Neue Alben von Sophie Hunger (37) werden jedes Mal mit Spannung erwartet. Die Schweizerin hat ihren Stil zwischen Pop, Chanson, Rock, Avantarde und Kunstlied auf jedem ihrer bisherigen Platten derart eigenwillig neu ausgelotet, dass der Bewunderung kaum Grenzen gesetzt waren. „Halluzinationen“, ihr siebtes Album, wird da keine Ausnahme bilden. Ganz im Gegenteil: Die zehn teils trippig-groovigen, teils balladesk-fragilen Songs zeigen eine Liedermacherin auf der Höhe ihres Schaffens.
Auf Anhieb klingen diese fein versponnenen Pop-„Halluzinationen“ wie eine logische Fortsetzung von „Molecules“ aus 2018. Damals hatte die in Berlin lebende Schweizerin sich von Klavier und Gitarre als Leitinstrumenten verabschiedet und Retro-Synthesizer in ihren Werkzeugkasten aufgenommen. Inspiriert von der Clubkultur ihrer Wahlheimat, war ein stylish tönendes Album entstanden, das dennoch Raum für chansoneske Balladen ließ.

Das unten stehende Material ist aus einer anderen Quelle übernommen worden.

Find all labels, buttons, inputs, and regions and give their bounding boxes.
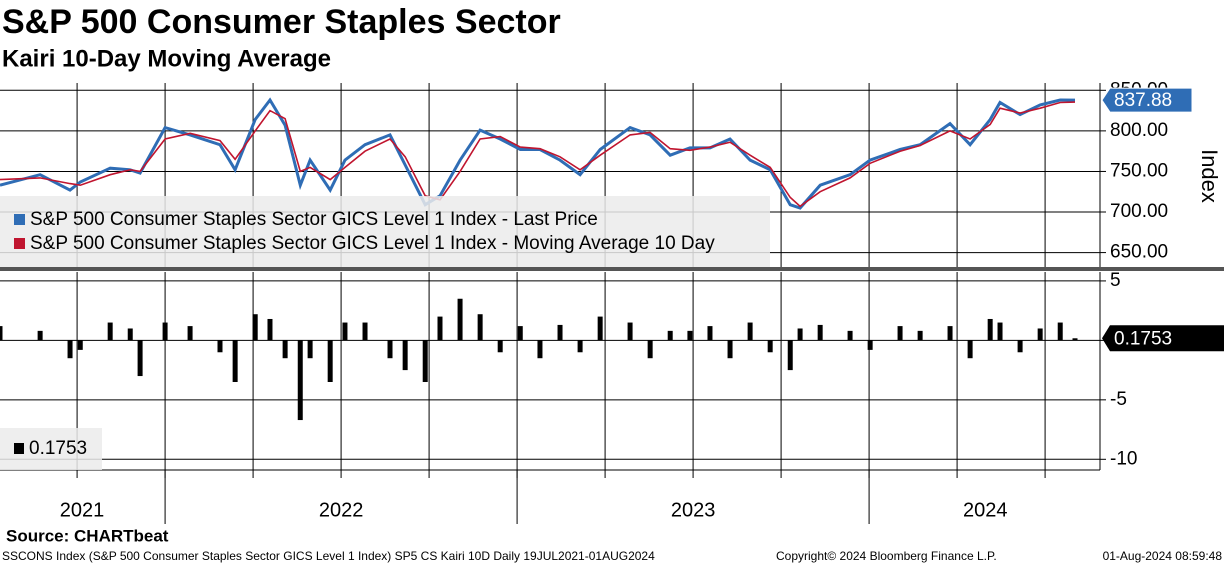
kairi-bar [517, 326, 523, 341]
kairi-bar [687, 330, 693, 341]
legend-box [0, 196, 770, 268]
kairi-bar [137, 340, 143, 377]
kairi-bar [797, 328, 803, 341]
kairi-bar [1017, 340, 1023, 353]
kairi-bar [997, 322, 1003, 341]
kairi-bar [387, 340, 393, 359]
kairi-bar [402, 340, 408, 371]
x-tick-label: 2023 [671, 499, 716, 521]
kairi-bar [667, 330, 673, 341]
source: Source: CHARTbeat [6, 526, 169, 545]
kairi-bar [897, 326, 903, 341]
y-tick-label: 650.00 [1110, 242, 1168, 263]
kairi-bar [252, 314, 258, 341]
legend-label: S&P 500 Consumer Staples Sector GICS Lev… [30, 233, 715, 254]
kairi-bar [187, 326, 193, 341]
kairi-bar [217, 340, 223, 353]
kairi-bar [767, 340, 773, 353]
x-tick-label: 2024 [963, 499, 1008, 521]
y-tick-label: 700.00 [1110, 201, 1168, 222]
legend-swatch [14, 214, 25, 225]
kairi-bar [867, 340, 873, 350]
kairi-bar [307, 340, 313, 359]
y-tick-label: -5 [1110, 389, 1127, 410]
timestamp: 01-Aug-2024 08:59:48 [1103, 549, 1223, 563]
kairi-bar [577, 340, 583, 353]
kairi-bar [987, 318, 993, 341]
kairi-bar [817, 324, 823, 341]
chart-title: S&P 500 Consumer Staples Sector [2, 3, 561, 41]
kairi-bar [847, 330, 853, 341]
x-tick-label: 2022 [319, 499, 364, 521]
kairi-bar [967, 340, 973, 359]
kairi-bar [0, 326, 3, 341]
y-tick-label: -10 [1110, 448, 1137, 469]
kairi-bar [727, 340, 733, 359]
copyright: Copyright© 2024 Bloomberg Finance L.P. [776, 549, 997, 563]
kairi-bar [37, 330, 43, 341]
kairi-bar [342, 322, 348, 341]
kairi-bar [557, 324, 563, 341]
kairi-bar [297, 340, 303, 421]
legend-label: S&P 500 Consumer Staples Sector GICS Lev… [30, 209, 598, 230]
kairi-bar [477, 314, 483, 341]
legend-label: 0.1753 [29, 438, 87, 459]
kairi-bar [282, 340, 288, 359]
price-line [0, 97, 1076, 210]
legend-swatch [14, 443, 24, 454]
last-value-badge [1102, 325, 1224, 352]
footer-description: SSCONS Index (S&P 500 Consumer Staples S… [2, 549, 655, 563]
kairi-bar [422, 340, 428, 382]
last-value-label: 837.88 [1114, 90, 1172, 111]
kairi-bar [162, 322, 168, 341]
last-value-badge [1101, 87, 1193, 113]
kairi-bar [1057, 322, 1063, 341]
kairi-bar [77, 340, 83, 350]
kairi-bar [107, 322, 113, 341]
kairi-bar [597, 316, 603, 341]
kairi-bar [627, 322, 633, 341]
kairi-bar [232, 340, 238, 382]
kairi-bar [127, 328, 133, 341]
kairi-bar [457, 298, 463, 341]
kairi-bar [917, 330, 923, 341]
y-tick-label: 750.00 [1110, 160, 1168, 181]
kairi-bar [947, 326, 953, 341]
price-line [0, 101, 1076, 208]
kairi-bar [1072, 338, 1078, 341]
legend-swatch [14, 238, 25, 249]
panel-separator [0, 267, 1224, 271]
y-tick-label: 5 [1110, 270, 1121, 291]
y-tick-label: 800.00 [1110, 120, 1168, 141]
kairi-bar [362, 322, 368, 341]
kairi-bar [707, 326, 713, 341]
kairi-bar [1037, 328, 1043, 341]
last-value-label: 0.1753 [1114, 328, 1172, 349]
chart-subtitle: Kairi 10-Day Moving Average [2, 45, 331, 72]
kairi-bar [267, 318, 273, 341]
kairi-bar [497, 340, 503, 353]
kairi-bar [537, 340, 543, 359]
kairi-bar [747, 322, 753, 341]
kairi-bar [787, 340, 793, 371]
kairi-bar [67, 340, 73, 359]
kairi-bar [437, 316, 443, 341]
y-axis-label: Index [1197, 149, 1222, 203]
legend: S&P 500 Consumer Staples Sector GICS Lev… [0, 196, 770, 268]
kairi-bar [327, 340, 333, 382]
x-tick-label: 2021 [60, 499, 105, 521]
kairi-bar [647, 340, 653, 359]
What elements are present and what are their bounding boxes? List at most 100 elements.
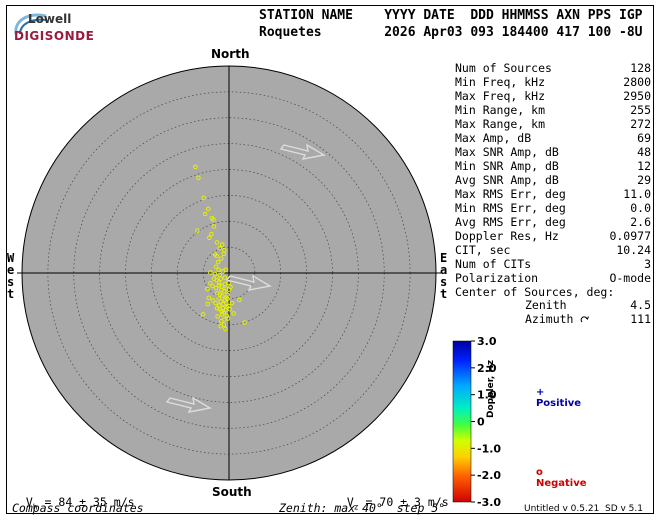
source-point [223, 326, 228, 332]
colorbar-tick-label: -2.0 [477, 469, 501, 482]
stat-value: 3 [644, 257, 651, 271]
version-label: Untitled v 0.5.21 SD v 5.1 [524, 504, 643, 514]
zenith-rings [17, 65, 441, 481]
source-point [218, 299, 224, 304]
legend-negative-label: Negative [535, 478, 587, 489]
header-line-2: Roquetes 2026 Apr03 093 184400 417 100 -… [259, 25, 643, 40]
source-point [217, 292, 223, 298]
source-point [206, 206, 211, 212]
colorbar-tick-label: 2.0 [477, 362, 497, 375]
logo-digisonde-text: DIGISONDE [14, 29, 95, 43]
stat-value: 10.24 [616, 243, 651, 257]
vh-symbol: V [25, 495, 33, 509]
source-point [231, 311, 236, 316]
source-point [205, 301, 211, 307]
stat-row: Max Amp, dB 69 [455, 131, 651, 145]
center-of-sources-label: Center of Sources, deg: [455, 285, 615, 299]
header-line-1: STATION NAME YYYY DATE DDD HHMMSS AXN PP… [259, 8, 643, 23]
source-points [193, 164, 247, 332]
legend-positive-label: Positive [535, 398, 582, 409]
source-point [211, 276, 217, 281]
digisonde-logo-swoosh [14, 13, 47, 35]
stat-value: 2800 [623, 75, 651, 89]
zenith-row: Zenith 4.5 [525, 298, 651, 312]
velocity-arrow [279, 143, 326, 160]
legend-negative-symbol: o [535, 467, 543, 478]
zenith-value: 4.5 [630, 298, 651, 312]
azimuth-value: 111 [630, 312, 651, 326]
stat-label: Max Amp, dB [455, 131, 532, 145]
stat-row: Min RMS Err, deg 0.0 [455, 201, 651, 215]
source-point [209, 231, 214, 237]
vz-symbol: V [346, 495, 354, 509]
vz-subscript: z [353, 502, 359, 512]
legend-negative: o Negative [529, 456, 587, 489]
source-point [195, 228, 200, 233]
compass-west: W e s t [7, 251, 15, 301]
stat-row: CIT, sec 10.24 [455, 243, 651, 257]
vz-text: = 70 ± 3 m/s [358, 495, 449, 509]
source-point [204, 286, 210, 292]
zenith-info: Zenith: max 40° step 5° [279, 501, 446, 515]
stat-row: Num of CITs 3 [455, 257, 651, 271]
source-point [201, 195, 206, 201]
source-point [219, 308, 225, 314]
colorbar-tick-label: -1.0 [477, 442, 501, 455]
velocity-arrow [165, 396, 212, 413]
stat-row: Avg SNR Amp, dB 29 [455, 173, 651, 187]
source-point [221, 301, 226, 307]
zenith-label: Zenith [525, 298, 567, 312]
stat-label: Avg RMS Err, deg [455, 215, 566, 229]
source-point [210, 298, 216, 303]
stat-row: Polarization O-mode [455, 271, 651, 285]
stat-value: 272 [630, 117, 651, 131]
source-point [206, 295, 212, 301]
stat-label: Max SNR Amp, dB [455, 145, 559, 159]
source-point [213, 300, 218, 306]
source-point [242, 320, 247, 325]
source-point [211, 217, 216, 222]
source-point [224, 313, 230, 319]
stat-row: Min SNR Amp, dB 12 [455, 159, 651, 173]
source-point [216, 283, 222, 288]
source-point [215, 314, 220, 319]
legend-positive: + Positive [529, 376, 581, 409]
azimuth-icon [580, 316, 589, 323]
source-point [225, 316, 231, 321]
stat-value: 128 [630, 61, 651, 75]
colorbar-gradient [452, 340, 472, 503]
colorbar-title: Doppler, Hz [486, 359, 496, 418]
colorbar-ticks: 3.0 2.0 1.0 0 -1.0 -2.0 -3.0 [471, 335, 501, 509]
source-point [202, 211, 208, 217]
stat-label: Doppler Res, Hz [455, 229, 559, 243]
stat-value: 2.6 [630, 215, 651, 229]
stat-value: 0.0977 [609, 229, 651, 243]
source-point [218, 276, 224, 281]
stat-row: Max Range, km 272 [455, 117, 651, 131]
stat-label: Max RMS Err, deg [455, 187, 566, 201]
source-point [214, 305, 220, 311]
stat-label: Avg SNR Amp, dB [455, 173, 559, 187]
source-point [215, 259, 221, 265]
source-point [224, 304, 230, 310]
stat-value: 255 [630, 103, 651, 117]
source-point [216, 296, 221, 301]
figure-frame [6, 5, 654, 514]
colorbar-tick-label: -3.0 [477, 496, 501, 509]
stat-label: Min Freq, kHz [455, 75, 546, 89]
stat-value: 11.0 [623, 187, 651, 201]
stat-row: Max Freq, kHz 2950 [455, 89, 651, 103]
source-point [221, 251, 227, 257]
vh-subscript: h [32, 502, 38, 512]
stat-row: Min Range, km 255 [455, 103, 651, 117]
source-point [208, 270, 213, 275]
source-point [227, 306, 233, 312]
source-point [222, 275, 228, 280]
stat-label: Num of CITs [455, 257, 532, 271]
azimuth-row: Azimuth 111 [525, 312, 651, 326]
stat-label: Min RMS Err, deg [455, 201, 566, 215]
source-point [216, 280, 222, 286]
colorbar-tick-label: 0 [477, 416, 485, 429]
source-point [219, 242, 225, 247]
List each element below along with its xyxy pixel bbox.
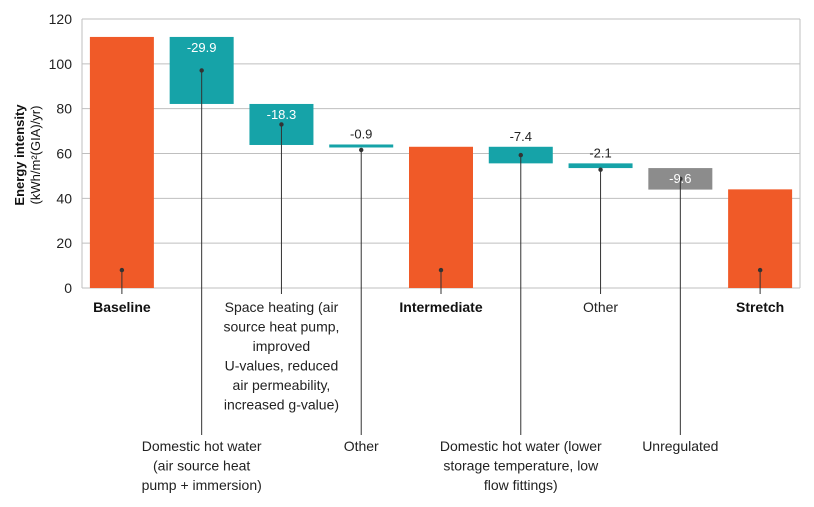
- category-label-line: flow fittings): [484, 477, 558, 493]
- y-tick-label: 80: [56, 101, 72, 117]
- connector-dot-unregulated: [678, 176, 683, 182]
- category-label-line: U-values, reduced: [225, 358, 339, 374]
- y-axis-unit: (kWh/m²(GIA)/yr): [28, 106, 43, 205]
- connector-dot-other-1: [359, 147, 364, 153]
- category-label-line: source heat pump,: [223, 319, 339, 335]
- category-label-line: improved: [253, 338, 311, 354]
- y-axis-title: Energy intensity: [12, 104, 27, 206]
- value-label-space-heating: -18.3: [267, 107, 297, 122]
- bar-other-2: [568, 163, 633, 169]
- y-axis-ticks: 0 20 40 60 80 100 120: [49, 11, 73, 296]
- category-label-line: Intermediate: [399, 299, 482, 315]
- category-label-other-1: Other: [344, 438, 379, 454]
- label-connectors: [119, 68, 763, 435]
- category-label-line: Unregulated: [642, 438, 718, 454]
- bar-intermediate: [409, 146, 473, 288]
- connector-dot-other-2: [598, 167, 603, 172]
- y-tick-label: 120: [49, 11, 73, 27]
- category-label-dhw-2: Domestic hot water (lower storage tempera…: [440, 438, 602, 493]
- category-labels: Baseline Domestic hot water (air source he…: [93, 299, 784, 493]
- category-label-baseline: Baseline: [93, 299, 151, 315]
- category-label-line: pump + immersion): [142, 477, 262, 493]
- category-label-line: air permeability,: [233, 377, 331, 393]
- category-label-line: Other: [344, 438, 379, 454]
- value-label-dhw-2: -7.4: [510, 129, 532, 144]
- value-label-other-2: -2.1: [589, 145, 611, 160]
- category-label-line: Baseline: [93, 299, 151, 315]
- category-label-line: increased g-value): [224, 397, 339, 413]
- value-label-unregulated: -9.6: [669, 171, 691, 186]
- category-label-line: Other: [583, 299, 618, 315]
- y-tick-label: 0: [64, 280, 72, 296]
- category-label-line: storage temperature, low: [443, 458, 599, 474]
- category-label-other-2: Other: [583, 299, 618, 315]
- category-label-unregulated: Unregulated: [642, 438, 718, 454]
- category-label-space-heating: Space heating (air source heat pump, impro…: [223, 299, 339, 413]
- category-label-stretch: Stretch: [736, 299, 784, 315]
- y-tick-label: 60: [56, 146, 72, 162]
- connector-dot-dhw-2: [518, 152, 523, 158]
- category-label-line: Stretch: [736, 299, 784, 315]
- connector-dot-stretch: [757, 267, 763, 273]
- y-tick-label: 100: [49, 56, 73, 72]
- category-label-line: Domestic hot water: [142, 438, 262, 454]
- bar-other-1: [329, 144, 394, 148]
- y-tick-label: 20: [56, 235, 72, 251]
- value-label-other-1: -0.9: [350, 126, 372, 141]
- bar-baseline: [89, 36, 154, 288]
- connector-dot-baseline: [119, 267, 125, 273]
- bars: [89, 36, 793, 288]
- category-label-line: Space heating (air: [225, 299, 339, 315]
- category-label-line: Domestic hot water (lower: [440, 438, 602, 454]
- category-label-dhw: Domestic hot water (air source heat pump +…: [142, 438, 262, 493]
- connector-dot-intermediate: [438, 267, 444, 273]
- value-labels: -29.9 -18.3 -0.9 -7.4 -2.1 -9.6: [187, 40, 692, 186]
- connector-dot-space-heating: [279, 122, 284, 127]
- category-label-line: (air source heat: [153, 458, 250, 474]
- value-label-dhw: -29.9: [187, 40, 217, 55]
- connector-dot-dhw: [199, 68, 204, 73]
- category-label-intermediate: Intermediate: [399, 299, 482, 315]
- y-tick-label: 40: [56, 190, 72, 206]
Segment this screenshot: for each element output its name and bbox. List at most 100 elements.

Ernste Seite der Pop-Lyrikerin

Auf „Halluzinationen“ klingen diese Zutaten flüssiger in ihren Stil integriert, verschaffen sich auch Klavierstücke wie „Rote Beeten aus Arsen“ selbstverständlich ihren Raum, ohne auf Anpassung gebürstet zu sein. Dieses Stück verkörpert nebenbei die ernste Seite der Pop-Lyrikerin, die darin eine Geschichtsstunde aus feministischer Perspektive betreibt: „Deutsche Frau, Du bleibst Dir treu, selbst wenn es Deine Seele frisst.“

Eingespielt in den Abbey-Road-Studios

Nach langen Vorarbeiten in ihrem Kreuzberger Wohnzimmer-Studio hat Sophie Hunger das Album an nur zwei Tagen in den Londoner Abbey-Road-Studios eingespielt, die seit den Beatles ein heiliger Ort der Popmusik sind. Die komplette Album-Songliste hat sie dabei mit ihren Bandmusikern am Stück live eingespielt, ohne Pausen und ohne Overdubs. Kein leichtes Unterfangen bei der Vielzahl der zum Einsatz gekommenen Instrumente. Der klangliche Kitt, der Analoges und Digitales zusammenhält, sind Echo-Effekte, Verzerrungen und eingemischtes Vinyl-Rauschen. Ergebnis: eine homogene, geschlossene Platte, ein Gesamtkunstwerk.